Three Weaks

March 16, 2026

 

Equities declined for a third consecutive week.  For the week, the S&P 500 Index was -1.6%, the Dow Jones Industrials -1.9%, and the NASDAQ -1.0%. The Energy, Utilities, and Consumer Staples sectors led the S&P 500 Index for the week, while the Financials, Industrials, and Consumer Discretionary sectors lagged. The 10-year U.S. Treasury note yield was 4.284% at Friday’s close versus 4.146% the previous week.

The on-going conflict with Iran has pushed energy prices higher across the world. In the U.S., the average price of regular unleaded gasoline is $3.675/gallon. This 7.7% higher than a week ago and 25.4% higher than a month ago. Diesel fuel is higher at $4.942/gallon, +9.6% from a week ago and +35.0% from a month ago.

The concern about energy-induced inflation has pushed out investor expectations for a Federal Reserve interest rate cut. At the Federal Open Market Committee (FOMC) policy meeting this week, the FOMC is widely expected to keep short-term interest rates in the 3.50% to 3.75% range. There will also be an update to the Fed’s Summary of Economic Projections including what the FOMC views at an appropriate interest rate policy path for the remainder of 2026. The projection from the December meeting showed a single 0.25% interest rate reduction for 2026, and that is reflected in the CME Fed funds futures for October.

This week ten companies in the S&P 500 Index are scheduled to report quarterly earnings. First quarter earnings are expected to grow by 11.6% and quarterly revenue growth is expected at 9.4%. Full-year 2026 earnings are expected to grow by 15.3% with revenue growth of 8.0%.

In our Dissecting Headlines section, we look at actions intended to lower energy prices.

 

Financial Market Update

 

Dissecting Headlines: Oil Reserve Releases

The conflict in Iran has severely curtailed the flow of oil coming from the Persian Gulf, which accounts for 20% of the world’s oil production. The International Energy Agency (IEA), an intergovernmental organization representing 32 member countries to include the United States, Japan, Germany, South Korea and most European nations, confirmed plans for a coordinated 400 million barrel release from government and industry strategic reserves. The 400 million barrels would help bridge the supply disruption from the Persian Gulf for about two to three months. IEA member countries hold over 1.2 billion barrels of petroleum reserves.

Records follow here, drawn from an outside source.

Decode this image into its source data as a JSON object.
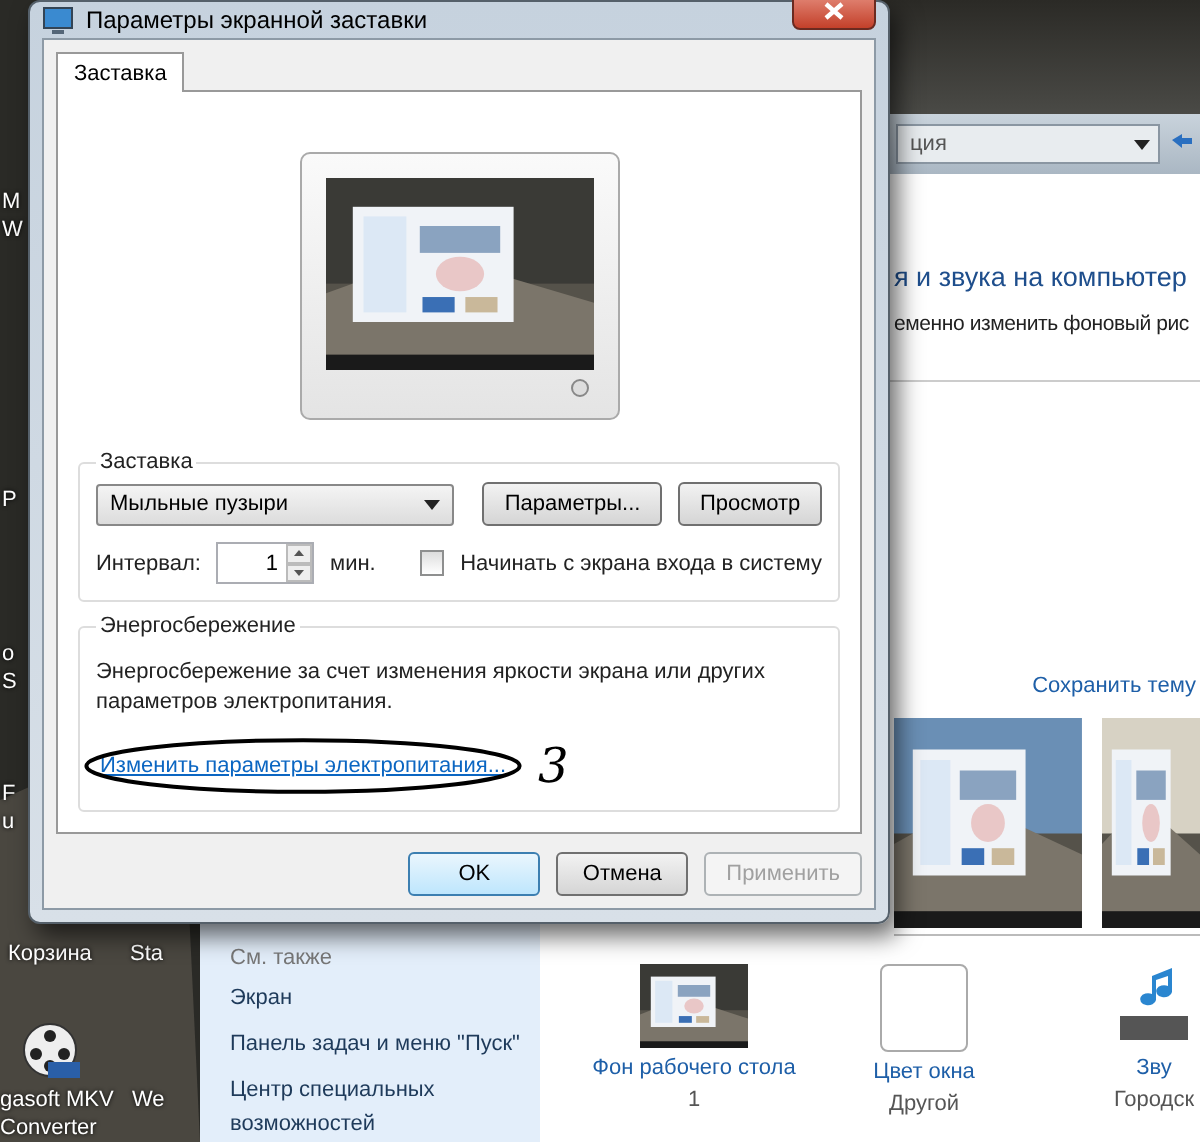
{
  "desktop": {
    "icons": [
      {
        "lines": [
          "M",
          "W"
        ]
      },
      {
        "lines": [
          "P"
        ]
      },
      {
        "lines": [
          "o",
          "S"
        ]
      },
      {
        "lines": [
          "F",
          "u"
        ]
      },
      {
        "lines": [
          "Корзина"
        ]
      },
      {
        "lines": [
          "Sta"
        ]
      },
      {
        "lines": [
          "gasoft MKV",
          "Converter"
        ]
      },
      {
        "lines": [
          "We"
        ]
      }
    ]
  },
  "bg_window": {
    "address": "ция",
    "heading": "я и звука на компьютер",
    "subheading": "еменно изменить фоновый рис",
    "save_theme": "Сохранить тему",
    "see_also": {
      "title": "См. также",
      "links": [
        "Экран",
        "Панель задач и меню \"Пуск\"",
        "Центр специальных возможностей"
      ]
    },
    "items": [
      {
        "title": "Фон рабочего стола",
        "value": "1"
      },
      {
        "kind": "swatch",
        "title": "Цвет окна",
        "value": "Другой"
      },
      {
        "kind": "sound",
        "title": "Зву",
        "value": "Городск"
      }
    ]
  },
  "dialog": {
    "title": "Параметры экранной заставки",
    "tabs": [
      {
        "label": "Заставка",
        "selected": true
      }
    ],
    "screensaver": {
      "legend": "Заставка",
      "value": "Мыльные пузыри",
      "buttons": [
        {
          "label": "Параметры...",
          "disabled": false
        },
        {
          "label": "Просмотр",
          "disabled": false
        }
      ],
      "interval_label": "Интервал:",
      "interval": "1",
      "unit": "мин.",
      "logon": {
        "label": "Начинать с экрана входа в систему",
        "checked": false
      }
    },
    "power": {
      "legend": "Энергосбережение",
      "text": "Энергосбережение за счет изменения яркости экрана или других параметров электропитания.",
      "link": "Изменить параметры электропитания..."
    },
    "annotation": "3",
    "buttons": [
      {
        "label": "OK",
        "default": true,
        "disabled": false
      },
      {
        "label": "Отмена",
        "default": false,
        "disabled": false
      },
      {
        "label": "Применить",
        "default": false,
        "disabled": true
      }
    ]
  }
}
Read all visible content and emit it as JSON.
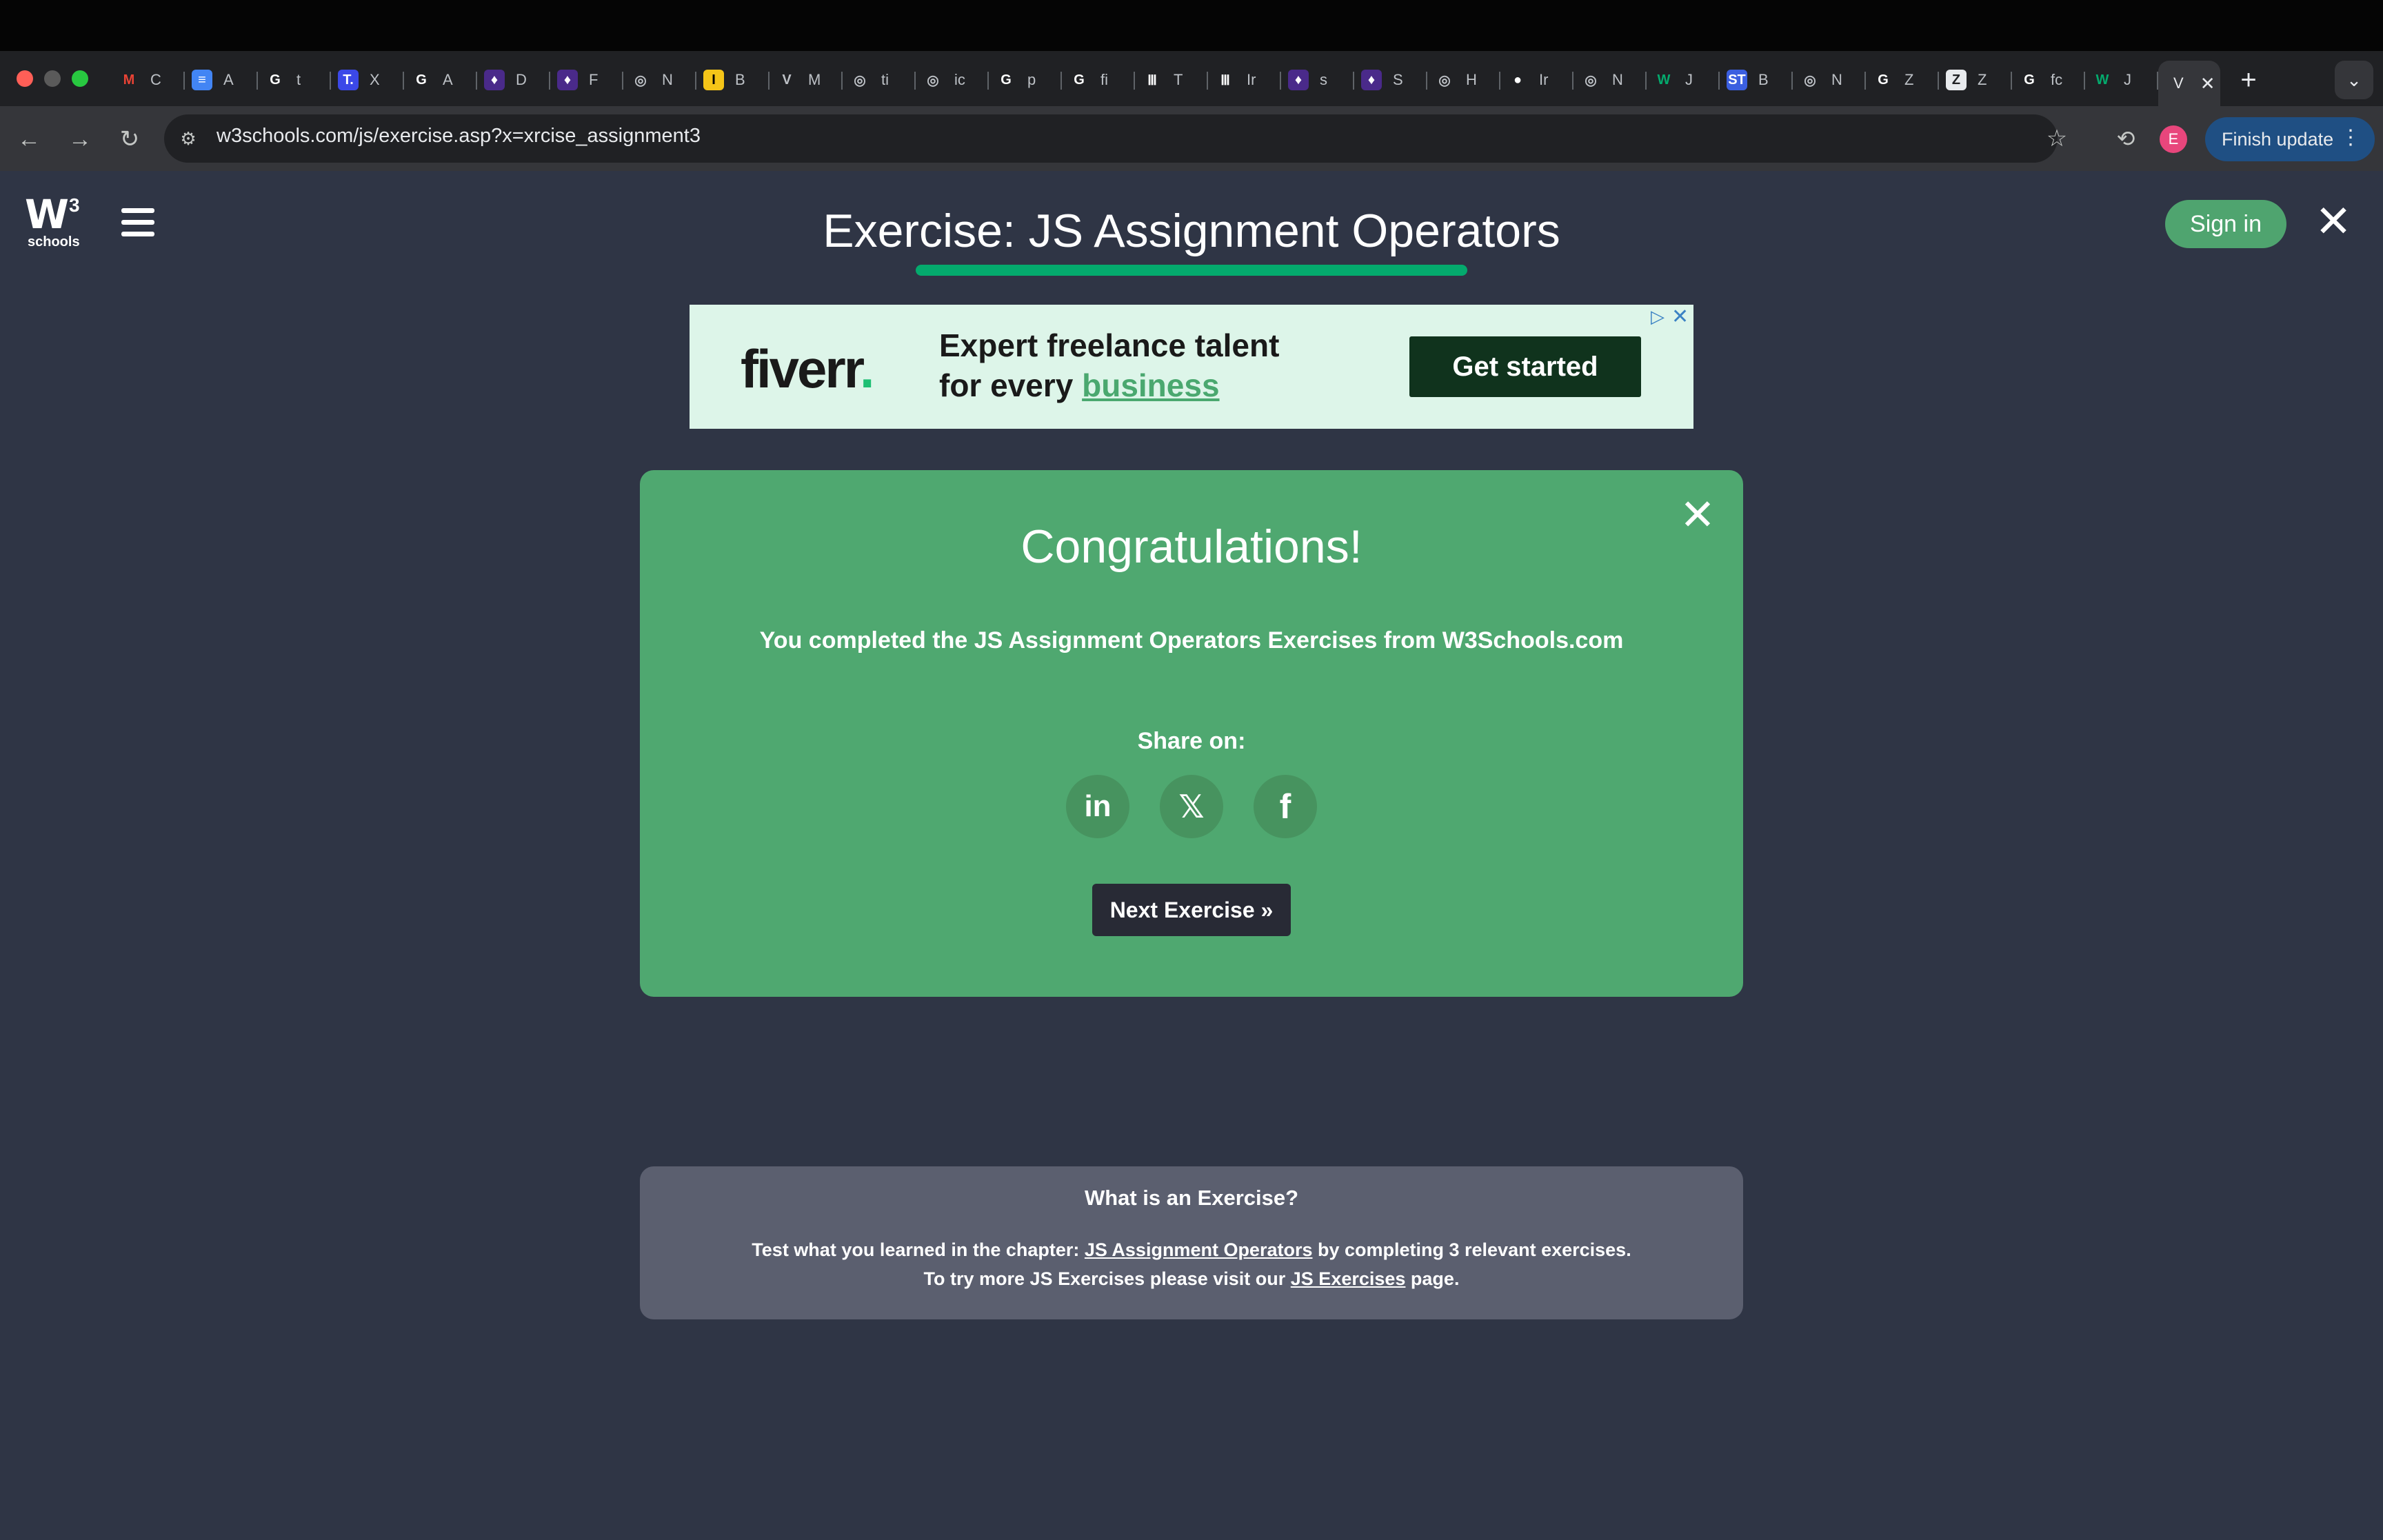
{
  "browser": {
    "tabs": [
      {
        "icon": "gmail-icon",
        "letter": "M",
        "color": "#ea4335",
        "bg": "transparent",
        "title": "C"
      },
      {
        "icon": "docs-icon",
        "letter": "≡",
        "color": "#ffffff",
        "bg": "#4285f4",
        "title": "A"
      },
      {
        "icon": "google-icon",
        "letter": "G",
        "color": "#ffffff",
        "bg": "transparent",
        "title": "t"
      },
      {
        "icon": "tab-t-icon",
        "letter": "T.",
        "color": "#ffffff",
        "bg": "#3b48e8",
        "title": "X"
      },
      {
        "icon": "google-icon",
        "letter": "G",
        "color": "#ffffff",
        "bg": "transparent",
        "title": "A"
      },
      {
        "icon": "purple-app-icon",
        "letter": "♦",
        "color": "#ffffff",
        "bg": "#4a2a8a",
        "title": "D"
      },
      {
        "icon": "purple-app-icon",
        "letter": "♦",
        "color": "#ffffff",
        "bg": "#4a2a8a",
        "title": "F"
      },
      {
        "icon": "globe-icon",
        "letter": "◎",
        "color": "#bdc1c6",
        "bg": "transparent",
        "title": "N"
      },
      {
        "icon": "yellow-i-icon",
        "letter": "I",
        "color": "#000000",
        "bg": "#f5c518",
        "title": "B"
      },
      {
        "icon": "v-logo-icon",
        "letter": "V",
        "color": "#bdc1c6",
        "bg": "transparent",
        "title": "M"
      },
      {
        "icon": "globe-icon",
        "letter": "◎",
        "color": "#bdc1c6",
        "bg": "transparent",
        "title": "ti"
      },
      {
        "icon": "globe-icon",
        "letter": "◎",
        "color": "#bdc1c6",
        "bg": "transparent",
        "title": "ic"
      },
      {
        "icon": "google-icon",
        "letter": "G",
        "color": "#ffffff",
        "bg": "transparent",
        "title": "p"
      },
      {
        "icon": "google-icon",
        "letter": "G",
        "color": "#ffffff",
        "bg": "transparent",
        "title": "fi"
      },
      {
        "icon": "library-icon",
        "letter": "Ⅲ",
        "color": "#ffffff",
        "bg": "transparent",
        "title": "T"
      },
      {
        "icon": "library-icon",
        "letter": "Ⅲ",
        "color": "#ffffff",
        "bg": "transparent",
        "title": "Ir"
      },
      {
        "icon": "purple-app-icon",
        "letter": "♦",
        "color": "#ffffff",
        "bg": "#4a2a8a",
        "title": "s"
      },
      {
        "icon": "purple-app-icon",
        "letter": "♦",
        "color": "#ffffff",
        "bg": "#4a2a8a",
        "title": "S"
      },
      {
        "icon": "globe-icon",
        "letter": "◎",
        "color": "#bdc1c6",
        "bg": "transparent",
        "title": "H"
      },
      {
        "icon": "github-icon",
        "letter": "●",
        "color": "#ffffff",
        "bg": "transparent",
        "title": "Ir"
      },
      {
        "icon": "globe-icon",
        "letter": "◎",
        "color": "#bdc1c6",
        "bg": "transparent",
        "title": "N"
      },
      {
        "icon": "w3schools-icon",
        "letter": "W",
        "color": "#04aa6d",
        "bg": "transparent",
        "title": "J"
      },
      {
        "icon": "st-icon",
        "letter": "ST",
        "color": "#ffffff",
        "bg": "#3b5fe0",
        "title": "B"
      },
      {
        "icon": "globe-icon",
        "letter": "◎",
        "color": "#bdc1c6",
        "bg": "transparent",
        "title": "N"
      },
      {
        "icon": "google-icon",
        "letter": "G",
        "color": "#ffffff",
        "bg": "transparent",
        "title": "Z"
      },
      {
        "icon": "z-icon",
        "letter": "Z",
        "color": "#202124",
        "bg": "#e8eaed",
        "title": "Z"
      },
      {
        "icon": "google-icon",
        "letter": "G",
        "color": "#ffffff",
        "bg": "transparent",
        "title": "fc"
      },
      {
        "icon": "w3schools-icon",
        "letter": "W",
        "color": "#04aa6d",
        "bg": "transparent",
        "title": "J"
      }
    ],
    "active_tab": {
      "title": "V",
      "close": "✕"
    },
    "new_tab": "+",
    "tab_menu": "⌄",
    "url": "w3schools.com/js/exercise.asp?x=xrcise_assignment3",
    "profile_initial": "E",
    "finish_update": "Finish update"
  },
  "header": {
    "logo_mark": "W",
    "logo_super": "3",
    "logo_text": "schools",
    "title": "Exercise: JS Assignment Operators",
    "sign_in": "Sign in",
    "close": "✕"
  },
  "ad": {
    "brand": "fiverr",
    "brand_dot": ".",
    "line1": "Expert freelance talent",
    "line2_prefix": "for every ",
    "line2_highlight": "business",
    "cta": "Get started"
  },
  "congrats": {
    "title": "Congratulations!",
    "message": "You completed the JS Assignment Operators Exercises from W3Schools.com",
    "share_label": "Share on:",
    "share": [
      "in",
      "𝕏",
      "f"
    ],
    "next": "Next Exercise »",
    "close": "✕"
  },
  "info": {
    "title": "What is an Exercise?",
    "line1_prefix": "Test what you learned in the chapter: ",
    "line1_link": "JS Assignment Operators",
    "line1_suffix": " by completing 3 relevant exercises.",
    "line2_prefix": "To try more JS Exercises please visit our ",
    "line2_link": "JS Exercises",
    "line2_suffix": " page."
  },
  "colors": {
    "page_bg": "#2f3545",
    "accent_green": "#04aa6d",
    "card_green": "#4fa870",
    "button_dark": "#282a35"
  }
}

As part of the IEA release, the U.S. plans to release 172 million barrels from its Strategic Petroleum Reserve over the next 120 days. The Trump administration indicated it plans to replenish the reserve with about 200 million barrels within the next year, exceeding the amount withdrawn. The U.S. Strategic Petroleum Reserve currently holds about 415 million barrels of oil.

In addition to the release of reserves, the U.S., European Union, and other interested nations are in discussions to protect shipping through the Persian Gulf. The E.U. currently secures shipping in the Red Sea to make sure commercial shipping can move through the Suez Canal.

As the conflict enters its third week, the markets likely remain volatile in the near-term.